None of this internal wrangling evokes the sense of stability on which confidence in air safety rests, but Rosaviatsia has demonstrated willingness to take action against rule-breakers and Russian carriers have, on the whole, avoided the disgrace of European blacklisting.

That is not to say the regulatory clockwork was a model of efficiency. The European Union Aviation Safety Agency had expressed unease, before the pandemic, over a high rejection rate for third-country approval of Russian carriers, even as it maintained faith in Rosaviatsia’s capabilities.

But the sanctions regime intensifies the pressure on Russia’s regulatory authorities, introducing a political incentive to Rosaviatsia to resist external coercion and show that it can keep its air transport system functioning safely despite the substantial complication of taking on responsibility for hundreds of extra aircraft effectively looted by the government, while being deprived of essential access to spares and support.

Boasting of possessing such capability, in the interests of keeping up morale, is a world away from exhibiting it. Individuals, including in Russia, who respect the civil aviation industry and who understand that air safety is founded on level-headed rationality and procedural compliance are likely to feel considerable nervousness over the government’s impulsiveness to prove a point.
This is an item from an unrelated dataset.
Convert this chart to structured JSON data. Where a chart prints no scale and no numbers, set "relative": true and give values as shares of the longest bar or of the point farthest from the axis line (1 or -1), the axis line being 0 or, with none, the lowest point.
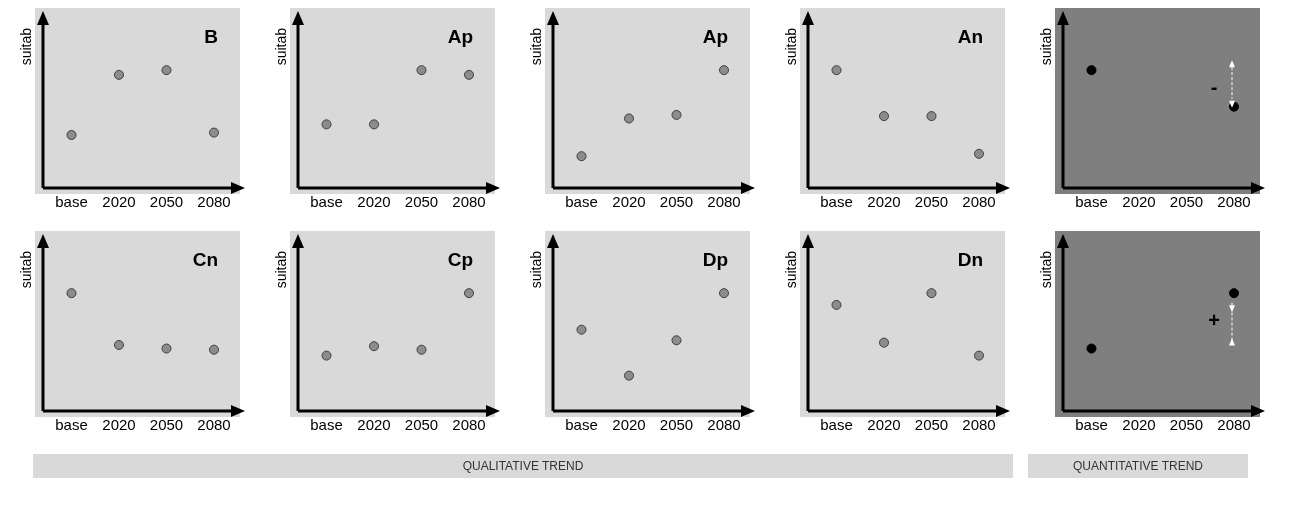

Rosaviatsia has opted to interpret the European blacklisting of several Russian carriers not as a legitimate safety concern, but as a challenge to its competence, a position which smacks of behind-the-scenes influence aimed at little more than face-saving.

This leaves Russia’s airlines with the unenviable task of operating in a regulatory twilight zone, with considerable uncertainty over the risks of doing so. It amounts to a test of integrity, and for the sake of passenger safety, those in charge will need to be able to separate reality from the hype.